— О повелитель! Нам известно, что Иван хотел встретить тебя у Коломны с богатыми дарами, но аллаху было угодно развести вас в разные стороны. Может быть, теперь Иван захочет прийти сюда?
— И ты думаешь, его удастся сговорить?
— Худой мир лучше доброй ссоры — так говорят в Москве…
— Как же нам это сделать? Ведь если мы пошлем Ивану ярлык с предложением мира, он может расценить это как проявление нашей слабости.
— Великий хан! — подал свой слабый голос тщедушный имам. — Тебе нет нужды слать ярлык.

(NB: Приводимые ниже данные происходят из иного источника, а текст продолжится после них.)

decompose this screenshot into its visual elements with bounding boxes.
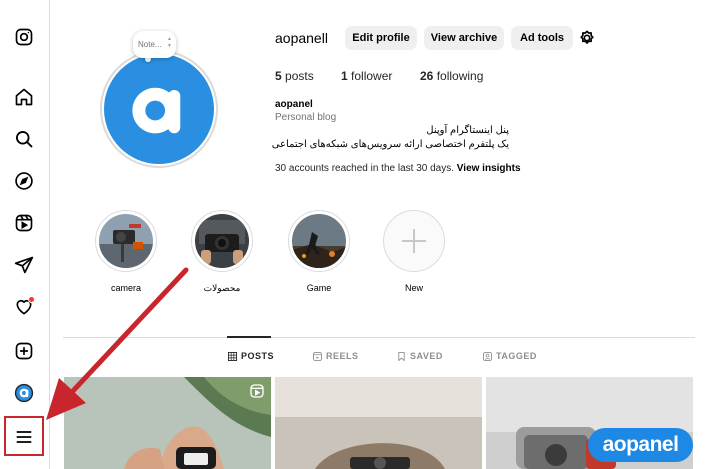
note-scroll-arrows-icon: ▲ ▼ bbox=[167, 36, 172, 49]
ad-tools-button[interactable]: Ad tools bbox=[511, 26, 573, 50]
reel-indicator-icon bbox=[250, 384, 264, 398]
highlight-camera-thumbnail bbox=[99, 214, 153, 268]
home-icon[interactable] bbox=[12, 85, 36, 109]
highlight-label: محصولات bbox=[203, 283, 241, 293]
bookmark-icon bbox=[398, 351, 405, 361]
tab-tagged[interactable]: TAGGED bbox=[483, 351, 537, 361]
bio-line-1: پنل اینستاگرام آوپنل bbox=[426, 125, 509, 136]
profile-avatar[interactable] bbox=[12, 381, 36, 405]
stat-posts: 5 posts bbox=[275, 69, 314, 83]
plus-icon bbox=[387, 214, 441, 268]
reach-text: 30 accounts reached in the last 30 days. bbox=[275, 163, 455, 174]
settings-gear-icon[interactable] bbox=[577, 28, 597, 48]
aopanel-watermark-logo: aopanel bbox=[588, 428, 693, 462]
bio-line-2: یک پلتفرم اختصاصی ارائه سرویس‌های شبکه‌ه… bbox=[271, 139, 509, 150]
highlight-label: New bbox=[404, 283, 423, 293]
notifications-icon[interactable] bbox=[12, 295, 36, 319]
note-bubble[interactable]: Note... ▲ ▼ bbox=[133, 31, 176, 58]
reels-icon[interactable] bbox=[12, 211, 36, 235]
post-thumbnail[interactable] bbox=[64, 377, 271, 469]
search-icon[interactable] bbox=[12, 127, 36, 151]
highlight-item[interactable]: Game bbox=[288, 210, 350, 293]
reach-summary: 30 accounts reached in the last 30 days.… bbox=[275, 163, 521, 174]
highlight-item[interactable]: محصولات bbox=[191, 210, 253, 294]
aopanel-logo-icon bbox=[132, 87, 181, 134]
tag-icon bbox=[483, 351, 492, 361]
highlight-label: Game bbox=[306, 283, 332, 293]
explore-icon[interactable] bbox=[12, 169, 36, 193]
note-placeholder: Note... bbox=[138, 40, 162, 49]
instagram-logo-icon[interactable] bbox=[12, 25, 36, 49]
stat-following[interactable]: 26 following bbox=[420, 69, 483, 83]
tab-reels[interactable]: REELS bbox=[313, 351, 359, 361]
highlight-game-thumbnail bbox=[292, 214, 346, 268]
view-insights-link[interactable]: View insights bbox=[457, 163, 521, 174]
profile-picture[interactable] bbox=[100, 50, 218, 168]
tab-posts[interactable]: POSTS bbox=[228, 351, 274, 361]
bio-name: aopanel bbox=[275, 99, 313, 110]
view-archive-button[interactable]: View archive bbox=[424, 26, 504, 50]
highlight-label: camera bbox=[110, 283, 141, 293]
bio-category: Personal blog bbox=[275, 112, 337, 123]
profile-username: aopanell bbox=[275, 30, 328, 46]
new-highlight-button[interactable]: New bbox=[383, 210, 445, 293]
notification-dot bbox=[28, 296, 35, 303]
edit-profile-button[interactable]: Edit profile bbox=[345, 26, 417, 50]
highlight-products-thumbnail bbox=[195, 214, 249, 268]
stat-followers[interactable]: 1 follower bbox=[341, 69, 392, 83]
tab-saved[interactable]: SAVED bbox=[397, 351, 443, 361]
active-tab-indicator bbox=[227, 336, 271, 338]
sidebar bbox=[0, 0, 50, 469]
highlight-item[interactable]: camera bbox=[95, 210, 157, 293]
grid-icon bbox=[228, 351, 237, 361]
create-icon[interactable] bbox=[12, 339, 36, 363]
reels-icon bbox=[313, 351, 322, 361]
tabs-divider bbox=[63, 337, 695, 338]
menu-highlight-box bbox=[4, 416, 44, 456]
post-thumbnail[interactable] bbox=[275, 377, 482, 469]
direct-messages-icon[interactable] bbox=[12, 253, 36, 277]
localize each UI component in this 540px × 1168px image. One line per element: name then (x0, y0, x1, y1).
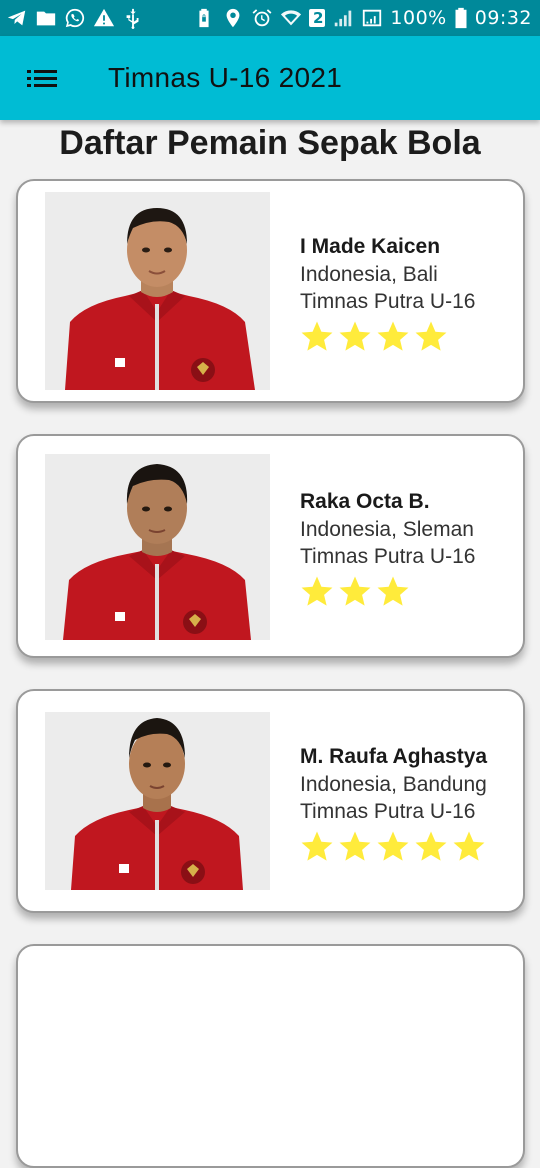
star-icon (338, 319, 372, 353)
star-icon (300, 829, 334, 863)
app-bar: Timnas U-16 2021 (0, 36, 540, 120)
player-info: I Made Kaicen Indonesia, Bali Timnas Put… (300, 233, 519, 353)
player-team: Timnas Putra U-16 (300, 545, 476, 568)
player-origin: Indonesia, Bandung (300, 773, 487, 796)
star-icon (338, 574, 372, 608)
player-card[interactable] (16, 944, 525, 1168)
player-info: M. Raufa Aghastya Indonesia, Bandung Tim… (300, 743, 519, 863)
star-icon (452, 829, 486, 863)
player-name: M. Raufa Aghastya (300, 745, 488, 768)
player-team: Timnas Putra U-16 (300, 290, 476, 313)
menu-button[interactable] (0, 36, 84, 120)
warning-icon (93, 7, 115, 29)
status-right-icons: 2 100% 09:32 (193, 7, 532, 29)
star-icon (338, 829, 372, 863)
star-icon (376, 574, 410, 608)
battery-icon (454, 7, 468, 29)
signal-box-icon (361, 7, 383, 29)
page-heading: Daftar Pemain Sepak Bola (59, 124, 481, 162)
player-info: Raka Octa B. Indonesia, Sleman Timnas Pu… (300, 488, 519, 608)
status-left-icons (6, 7, 144, 29)
menu-icon (27, 70, 57, 87)
star-icon (300, 574, 334, 608)
clock-time: 09:32 (474, 7, 532, 29)
wifi-icon (280, 7, 302, 29)
player-team: Timnas Putra U-16 (300, 800, 476, 823)
lock-battery-icon (193, 7, 215, 29)
location-icon (222, 7, 244, 29)
star-icon (414, 829, 448, 863)
star-icon (376, 829, 410, 863)
telegram-icon (6, 7, 28, 29)
alarm-icon (251, 7, 273, 29)
sim-badge-text: 2 (312, 9, 324, 27)
status-bar: 2 100% 09:32 (0, 0, 540, 36)
player-origin: Indonesia, Sleman (300, 518, 474, 541)
player-rating (300, 829, 519, 863)
player-name: Raka Octa B. (300, 490, 430, 513)
folder-icon (35, 7, 57, 29)
star-icon (300, 319, 334, 353)
player-card[interactable]: M. Raufa Aghastya Indonesia, Bandung Tim… (16, 689, 525, 913)
player-name: I Made Kaicen (300, 235, 441, 258)
star-icon (376, 319, 410, 353)
star-icon (414, 319, 448, 353)
player-origin: Indonesia, Bali (300, 263, 438, 286)
player-card[interactable]: Raka Octa B. Indonesia, Sleman Timnas Pu… (16, 434, 525, 658)
whatsapp-icon (64, 7, 86, 29)
app-title: Timnas U-16 2021 (108, 62, 343, 93)
player-photo (45, 454, 270, 640)
player-photo (45, 192, 270, 390)
player-card[interactable]: I Made Kaicen Indonesia, Bali Timnas Put… (16, 179, 525, 403)
player-photo (45, 712, 270, 890)
battery-percent: 100% (390, 7, 447, 29)
player-rating (300, 574, 519, 608)
signal-icon (332, 7, 354, 29)
player-rating (300, 319, 519, 353)
usb-icon (122, 7, 144, 29)
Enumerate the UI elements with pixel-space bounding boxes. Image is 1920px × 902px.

Наши предки, обходясь с неверными, не тратили слов. Они посылали им стрелу и мешок. Если мешок возвращался с золотом, значит, неверные приклоняли свои колени — и им оставляли жизнь. Если же возвращалась стрела, то участь их была ужасна.
— Это был хороший обычай, — согласился Ахмат. — Позовите моего мухтасиба, он не любит возвращаться с пустыми мешками.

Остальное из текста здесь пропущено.